– Что? Какой еще енот?
– Вот и я о том же – безумно популярно, – печально вздохнул Дум и упаднически покачал головой.
Либенштайн нахохлился, надулся и, словно рыба шар, уже почти взорвался, но нет… это просто дождь начался. А вовсе не капли крови от разрыва пульсирующей вены на виске декана.
– Хватит паясничать, Думский!
– Профессор Думский! – поправил Алекс. – Это как капитан Джек Воробей.
– Какой еще воробей?! Что за енот?! Вы, простите, обдолбались?!
– Фу, какой сленг некрасивый! И нет, я не… ширялся, – с лихой улыбочкой ответил Алекс.
Алекс услышал за спиной смешки. На этот раз не “нерешительные”, а весьма себе такие жирные (почти как декан) и едва-едва скрываемые под кашлем.
Видимо, их заметил и Либенштайн, так что приосанился и попытался успокоиться.
– Профессор Думский, я прекрасно осведомлен о проведении турнира и, сколько бы мне ни была противна сама мысль о том, что подрастающее поколение будет воспринимать магию через призму насилия, а не творчества и искусства, я вижу и определенные плюсы в налаживании контакта между Атлантидой и Старой Землей, а также между людьми и иными расами. Но в чем я плюсов точно не вижу, так это в том, что вы, профессор, без моего на то одобрения и ведома отрядили группу Б–52 участвовать в нем, что не только противоречит духу нашего факультета, но и банальной субординации.
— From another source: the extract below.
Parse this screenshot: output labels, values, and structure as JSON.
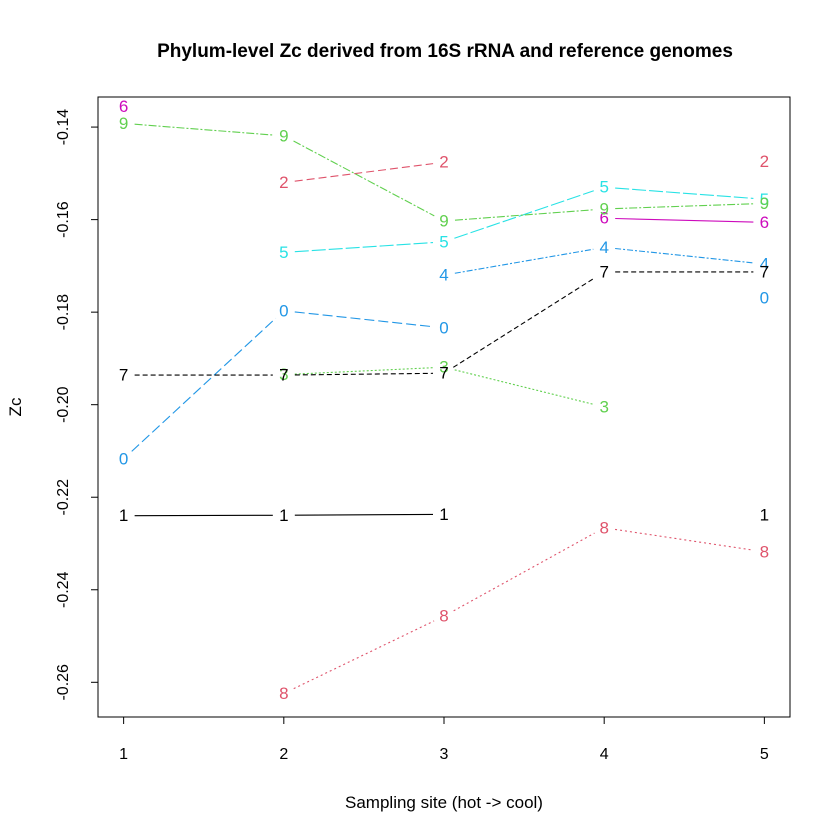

И еще сильнее меня беспокоит, что я узнаю об этом не от вас в письменном прошении, а в последний момент от мисс Периот. Так что я прошу, нет, даже требую – объяснитесь. Немедленно.
Либенштайн вздернул подбородок и надменно сверкнул глазами.
Блин, такое вообще-то уметь надо…
Не без талантов все же коротышка.
Но Алекс в этот момент смотрел на Лею, которая сверлила его взглядом, говорящим: “Мы еще посмотрим!”.
Проклятье, эта эспер сдала его со всеми потрохами…
Вонзила, так сказать, нож в спину…
Такая низость и даже подлость…
Алекс был восхищен! Так ведь, проклятье, и влюбиться можно.
– Господин декан, я ведь… – Алекс сделал вид, что был поражен в самое сердце. Ранен в душу. Оплеван и унижен легионерами, когда пытался снять с креста Христа. В общем – пребывал на самом дне самосознания. – Я ведь… ради факультета… ради нас… – Либенштайн, сначала опешив, слушал Алекса со все большим вниманием. – Когда я пришел, наш замечательный, превосходный во всех отношениях факультет теории и магического расчета, под руководством светлейшего ума современности, светоча науки… – Декан приосанился и, поправив мантию, выпятил грудь. Хотя все равно в итоге ее на два корпуса опережал живот. – Наш факультет был в упадке. Новых студентов приходилось набирать со всех уголков, забирая даже тех, кто не прошел бы минимум и в общественный колледж. Так что я решил поднять нашу популярность! И, увы, ради этого пришлось поступиться моральными принципами и шагнуть через себя.